Congrats to the team - I've been an Asana user since day 1 when it looked like a glorified spreadsheet and was essentially a nice wrapper around Facebook Tasks (FB's internal task management tool.)

Ultimately I think they have the right ideas and long-run roadmap, but will have a lot of challenges executing in such a crowded space. Excited to see what they do next!

We used asana for a while. I love the clean UI, and we thought the calendar view was really helpful/good, etc.

The one thing we really missed though, was just first class support for being able to keep break down tasks into smaller ones through many levels. We've been trying out https://subtask.co for that, and finding it to be pretty good. It has its own shortcomings too, but seems to be an interesting new contender in this crowded space.

It might be a newer feature, but Asana does support arbitrary levels of subtasks.
I never cared for the software, but I’m excited to see how the direct listing plays out.
Worst product I’ve ever used
That's a not a very helpful feedback, especially for folks that might be looking into using them. Any chance you can share more on what you don't like?
Incredibly confusing UI. We found using something like Trello was simpler and cheaper.

The best way to describe Asana from a product perspective would be “just because it’s complicated doesn’t mean it’s good”

Not the original commenter, but for me, several things made me despise it:

* No way of entering code blocks renders the product completely useless for technical teams. (JIRA also makes it particularly complicated with their "code block" element)

* The clunkiness of the heavy-weight JavaScript frontend is inducing a very negative feeling the moment I think about having to open Asana.

* The user interface breaks commonly established UX patterns: Middle click on a card doesn't open the task in a new window, as all other clickable things in a browser suggest. Cross-referencing two tickets is completely impossible (besides cloning the tab and opening two separate tasks in both)

The feature I most wanted out of Asana, back when I had to use it, was a way to open links to individual issues as some kind of basic, plain HTML page so I'd rarely have to load Asana itself. I dreaded opening it every time, couldn't just leave it open because it ate too much memory and too many cycles for something I only needed to look at a few times a day.
Small note, but JIRA’s latest redesign did introduce easier code block support. Just hit three backticks in the editor and it switches to code entry.
Also imposible to link pull requests to tasks and back (because Asana tasks has long unreadable urls), constantly changing urls mean that you can't put Asana task URL in the vcs commit message to make it easier understanding evolution of code.

No markdown support, you have to remember clumsy set of unique hot keys for message formatting.

I was a very unhappy user of Asana.

We tried to move to Asana when Trello announced their restrictions a while back. At the time Asana had no production grade way to migrate from Trello. The tool they had was just an extension build by a third party and it did a poor job at migrating your boards over without losing detail.

For something so critical to Asana's business model - in capturing Trello evacuees - it sure felt a bit weird.

Has things improved since then?

In the end we went all the way to Azure DevOps to solve our problem. (But in doing so we created a million more!)

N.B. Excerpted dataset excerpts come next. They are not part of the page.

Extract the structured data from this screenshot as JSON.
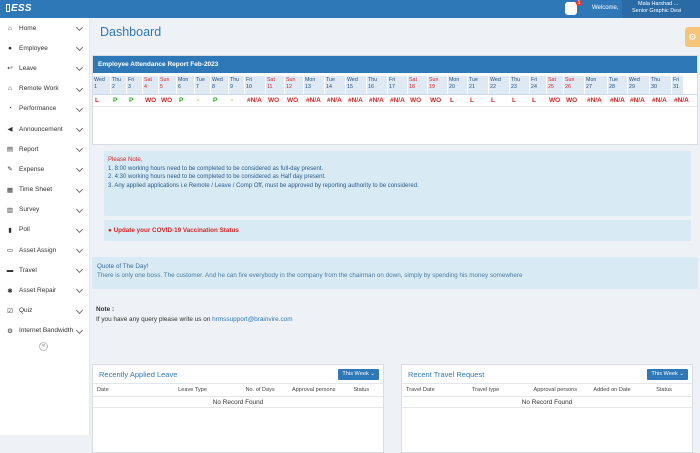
{
  "app": {
    "logo": "ESS",
    "welcome": "Welcome,",
    "user_name": "Mala Harshad ...",
    "user_role": "Senior Graphic Desi",
    "notif_count": "1"
  },
  "sidebar": {
    "items": [
      {
        "label": "Home",
        "icon": "home-icon"
      },
      {
        "label": "Employee",
        "icon": "user-icon"
      },
      {
        "label": "Leave",
        "icon": "leave-icon"
      },
      {
        "label": "Remote Work",
        "icon": "remote-icon"
      },
      {
        "label": "Performance",
        "icon": "performance-icon"
      },
      {
        "label": "Announcement",
        "icon": "megaphone-icon"
      },
      {
        "label": "Report",
        "icon": "report-icon"
      },
      {
        "label": "Expense",
        "icon": "expense-icon"
      },
      {
        "label": "Time Sheet",
        "icon": "timesheet-icon"
      },
      {
        "label": "Survey",
        "icon": "survey-icon"
      },
      {
        "label": "Poll",
        "icon": "poll-icon"
      },
      {
        "label": "Asset Assign",
        "icon": "asset-icon"
      },
      {
        "label": "Travel",
        "icon": "travel-icon"
      },
      {
        "label": "Asset Repair",
        "icon": "wrench-icon"
      },
      {
        "label": "Quiz",
        "icon": "quiz-icon"
      },
      {
        "label": "Internet Bandwidth",
        "icon": "bandwidth-icon"
      }
    ]
  },
  "page": {
    "title": "Dashboard"
  },
  "attendance": {
    "title": "Employee Attendance Report Feb-2023",
    "days": [
      {
        "d": "Wed",
        "n": "1",
        "w": 18,
        "red": false
      },
      {
        "d": "Thu",
        "n": "2",
        "w": 16,
        "red": false
      },
      {
        "d": "Fri",
        "n": "3",
        "w": 16,
        "red": false
      },
      {
        "d": "Sat",
        "n": "4",
        "w": 16,
        "red": true
      },
      {
        "d": "Sun",
        "n": "5",
        "w": 18,
        "red": true
      },
      {
        "d": "Mon",
        "n": "6",
        "w": 18,
        "red": false
      },
      {
        "d": "Tue",
        "n": "7",
        "w": 16,
        "red": false
      },
      {
        "d": "Wed",
        "n": "8",
        "w": 18,
        "red": false
      },
      {
        "d": "Thu",
        "n": "9",
        "w": 16,
        "red": false
      },
      {
        "d": "Fri",
        "n": "10",
        "w": 21,
        "red": false
      },
      {
        "d": "Sat",
        "n": "11",
        "w": 19,
        "red": true
      },
      {
        "d": "Sun",
        "n": "12",
        "w": 19,
        "red": true
      },
      {
        "d": "Mon",
        "n": "13",
        "w": 21,
        "red": false
      },
      {
        "d": "Tue",
        "n": "14",
        "w": 21,
        "red": false
      },
      {
        "d": "Wed",
        "n": "15",
        "w": 21,
        "red": false
      },
      {
        "d": "Thu",
        "n": "16",
        "w": 21,
        "red": false
      },
      {
        "d": "Fri",
        "n": "17",
        "w": 20,
        "red": false
      },
      {
        "d": "Sat",
        "n": "18",
        "w": 20,
        "red": true
      },
      {
        "d": "Sun",
        "n": "19",
        "w": 20,
        "red": true
      },
      {
        "d": "Mon",
        "n": "20",
        "w": 20,
        "red": false
      },
      {
        "d": "Tue",
        "n": "21",
        "w": 21,
        "red": false
      },
      {
        "d": "Wed",
        "n": "22",
        "w": 21,
        "red": false
      },
      {
        "d": "Thu",
        "n": "23",
        "w": 20,
        "red": false
      },
      {
        "d": "Fri",
        "n": "24",
        "w": 17,
        "red": false
      },
      {
        "d": "Sat",
        "n": "25",
        "w": 17,
        "red": true
      },
      {
        "d": "Sun",
        "n": "26",
        "w": 21,
        "red": true
      },
      {
        "d": "Mon",
        "n": "27",
        "w": 23,
        "red": false
      },
      {
        "d": "Tue",
        "n": "28",
        "w": 20,
        "red": false
      },
      {
        "d": "Wed",
        "n": "29",
        "w": 22,
        "red": false
      },
      {
        "d": "Thu",
        "n": "30",
        "w": 22,
        "red": false
      },
      {
        "d": "Fri",
        "n": "31",
        "w": 12,
        "red": false
      }
    ],
    "marks": [
      "L",
      "P",
      "P",
      "WO",
      "WO",
      "P",
      "-",
      "P",
      "-",
      "#N/A",
      "WO",
      "WO",
      "#N/A",
      "#N/A",
      "#N/A",
      "#N/A",
      "#N/A",
      "WO",
      "WO",
      "L",
      "L",
      "L",
      "L",
      "L",
      "WO",
      "WO",
      "#N/A",
      "#N/A",
      "#N/A",
      "#N/A",
      "#N/A"
    ]
  },
  "note": {
    "heading": "Please Note,",
    "lines": [
      "1. 8:00 working hours need to be completed to be considered as full-day present.",
      "2. 4:30 working hours need to be completed to be considered as Half day present.",
      "3. Any applied applications i.e Remote / Leave / Comp Off, must be approved by reporting authority to be considered."
    ]
  },
  "covid": {
    "text": "Update your COVID-19 Vaccination Status"
  },
  "quote": {
    "heading": "Quote of The Day!",
    "text": "There is only one boss. The customer. And he can fire everybody in the company from the chairman on down, simply by spending his money somewhere"
  },
  "contact": {
    "label": "Note :",
    "text": "If you have any query please write us on",
    "email": "hrmssupport@brainvire.com"
  },
  "leave_card": {
    "title": "Recently Applied Leave",
    "filter": "This Week",
    "columns": [
      "Date",
      "Leave Type",
      "No. of Days",
      "Approval persons",
      "Status"
    ],
    "empty": "No Record Found"
  },
  "travel_card": {
    "title": "Recent Travel Request",
    "filter": "This Week",
    "columns": [
      "Travel Date",
      "Travel type",
      "Approval persons",
      "Added on Date",
      "Status"
    ],
    "empty": "No Record Found"
  }
}
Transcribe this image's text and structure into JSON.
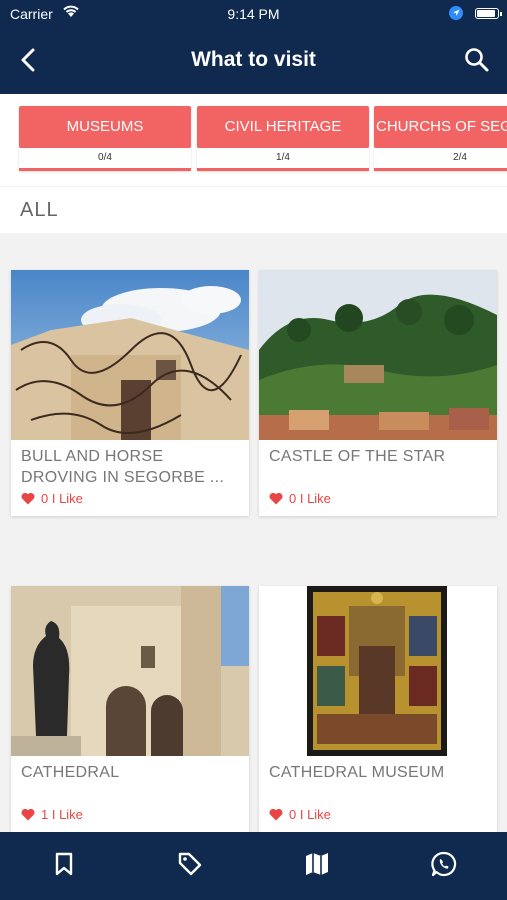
{
  "status": {
    "carrier": "Carrier",
    "time": "9:14 PM"
  },
  "header": {
    "title": "What to visit"
  },
  "categories": [
    {
      "label": "MUSEUMS",
      "count": "0/4"
    },
    {
      "label": "CIVIL HERITAGE",
      "count": "1/4"
    },
    {
      "label": "CHURCHS OF SEGORBE",
      "count": "2/4"
    }
  ],
  "section": {
    "label": "ALL"
  },
  "places": [
    {
      "name": "BULL AND HORSE DROVING IN SEGORBE ...",
      "likes": "0 I Like"
    },
    {
      "name": "CASTLE OF THE STAR",
      "likes": "0 I Like"
    },
    {
      "name": "CATHEDRAL",
      "likes": "1 I Like"
    },
    {
      "name": "CATHEDRAL MUSEUM",
      "likes": "0 I Like"
    }
  ],
  "tabbar": {
    "items": [
      "bookmark-icon",
      "tag-icon",
      "map-icon",
      "whatsapp-icon"
    ]
  },
  "colors": {
    "navy": "#10294f",
    "accent": "#f26363",
    "like": "#e84545"
  }
}
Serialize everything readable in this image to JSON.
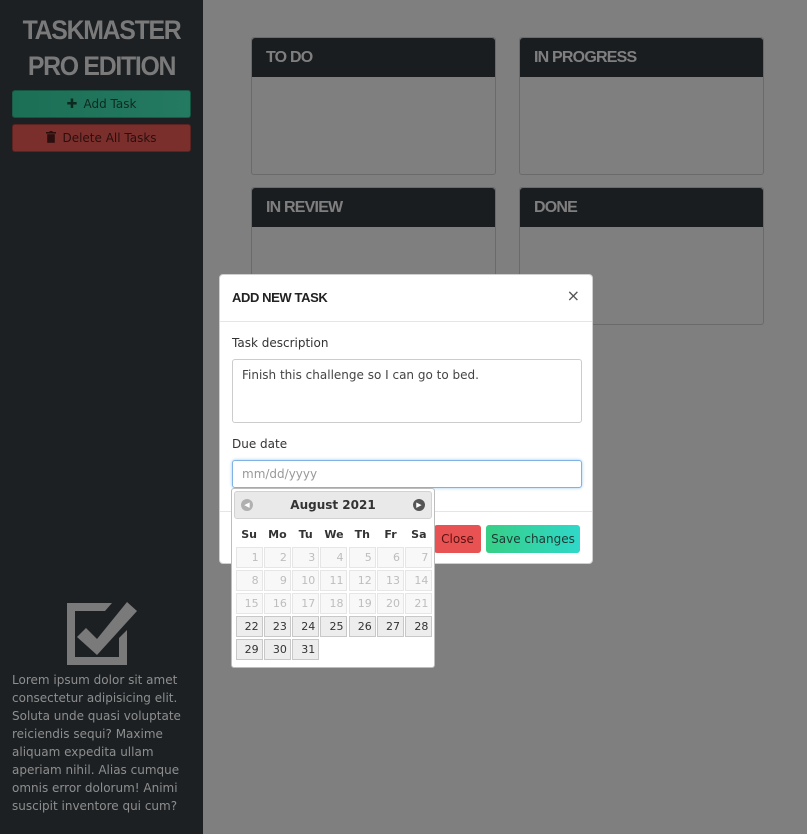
{
  "sidebar": {
    "app_title": "TASKMASTER PRO EDITION",
    "add_task_label": "Add Task",
    "add_icon": "plus-icon",
    "delete_all_label": "Delete All Tasks",
    "delete_icon": "trash-icon",
    "logo_icon": "checkbox-checked-icon",
    "about_text": "Lorem ipsum dolor sit amet consectetur adipisicing elit. Soluta unde quasi voluptate reiciendis sequi? Maxime aliquam expedita ullam aperiam nihil. Alias cumque omnis error dolorum! Animi suscipit inventore qui cum?"
  },
  "board": {
    "columns": [
      {
        "title": "TO DO"
      },
      {
        "title": "IN PROGRESS"
      },
      {
        "title": "IN REVIEW"
      },
      {
        "title": "DONE"
      }
    ]
  },
  "modal": {
    "title": "ADD NEW TASK",
    "close_glyph": "×",
    "description_label": "Task description",
    "description_value": "Finish this challenge so I can go to bed.",
    "due_label": "Due date",
    "due_placeholder": "mm/dd/yyyy",
    "close_button": "Close",
    "save_button": "Save changes"
  },
  "datepicker": {
    "month_title": "August 2021",
    "weekdays": [
      "Su",
      "Mo",
      "Tu",
      "We",
      "Th",
      "Fr",
      "Sa"
    ],
    "weeks": [
      [
        {
          "d": "1",
          "s": "muted"
        },
        {
          "d": "2",
          "s": "muted"
        },
        {
          "d": "3",
          "s": "muted"
        },
        {
          "d": "4",
          "s": "muted"
        },
        {
          "d": "5",
          "s": "muted"
        },
        {
          "d": "6",
          "s": "muted"
        },
        {
          "d": "7",
          "s": "muted"
        }
      ],
      [
        {
          "d": "8",
          "s": "muted"
        },
        {
          "d": "9",
          "s": "muted"
        },
        {
          "d": "10",
          "s": "muted"
        },
        {
          "d": "11",
          "s": "muted"
        },
        {
          "d": "12",
          "s": "muted"
        },
        {
          "d": "13",
          "s": "muted"
        },
        {
          "d": "14",
          "s": "muted"
        }
      ],
      [
        {
          "d": "15",
          "s": "muted"
        },
        {
          "d": "16",
          "s": "muted"
        },
        {
          "d": "17",
          "s": "muted"
        },
        {
          "d": "18",
          "s": "muted"
        },
        {
          "d": "19",
          "s": "muted"
        },
        {
          "d": "20",
          "s": "muted"
        },
        {
          "d": "21",
          "s": "muted"
        }
      ],
      [
        {
          "d": "22",
          "s": "active"
        },
        {
          "d": "23",
          "s": "active"
        },
        {
          "d": "24",
          "s": "active"
        },
        {
          "d": "25",
          "s": "active"
        },
        {
          "d": "26",
          "s": "active"
        },
        {
          "d": "27",
          "s": "active"
        },
        {
          "d": "28",
          "s": "active"
        }
      ],
      [
        {
          "d": "29",
          "s": "active"
        },
        {
          "d": "30",
          "s": "active"
        },
        {
          "d": "31",
          "s": "active"
        }
      ]
    ],
    "prev_icon": "chevron-left-icon",
    "next_icon": "chevron-right-icon"
  },
  "colors": {
    "sidebar_bg": "#1c2023",
    "add_button": "#1b6f55",
    "delete_button": "#7b2f2c",
    "column_header": "#343a40",
    "close_button": "#e85252",
    "save_button_start": "#37cf86",
    "save_button_end": "#2fd8c9"
  }
}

What did Azure DevOps do for you that Asana didn’t, and what are the problems it created? At what stage / situations would you recommend it?
I too moved from Trello when they announced their restrictions. I moved to Restyaboard, a very good free Trello alternative. Migration from Trello to Restyaboard is easy without losing my data.
I've tried using Asana for several months, and I don't really understand how it's better than any other competing product out there? The web UI is slow and it's definitely not cheap. Is there anything about it that's "10x"?
I had a similar experience and genuinely wondered why it was even used by anyone at all.
Same. It was incredibly slow and loved to eat most of a GB of memory if I left its tab open. I once had it pop up a "would you recommend this product to others?" form that managed to introduce ~3 seconds of input latency on each keystroke for its text feedback area. Which, as you'll recall, is a basic HTML element you shouldn't need Javascript intercepting input to in the first place without one hell of a good reason. I was... not kind.

IIRC they had a blog post up about their brilliant NIH Javascript UI framework and if you are familiar with that kind of thing you could read between the lines and generate some good guesses about what was wrong with it.

Not that Jira is a ton better, especially with each heavier-and-worse-than-the-last redesign. Friggin' "web apps".

[EDIT] and for all that the workflow wasn't any better than anything else as far as I could tell. Our PMs who lived in it loved the draggy-droppy interface and hotkey-heavy workflow, but again, everyone (of their competitors) has that too. To me it always felt like working on someone else's messy desktop shared over VNC. I was afraid to touch anything for fear of accidentally performing some kind of write operation without noticing, and fucking things up.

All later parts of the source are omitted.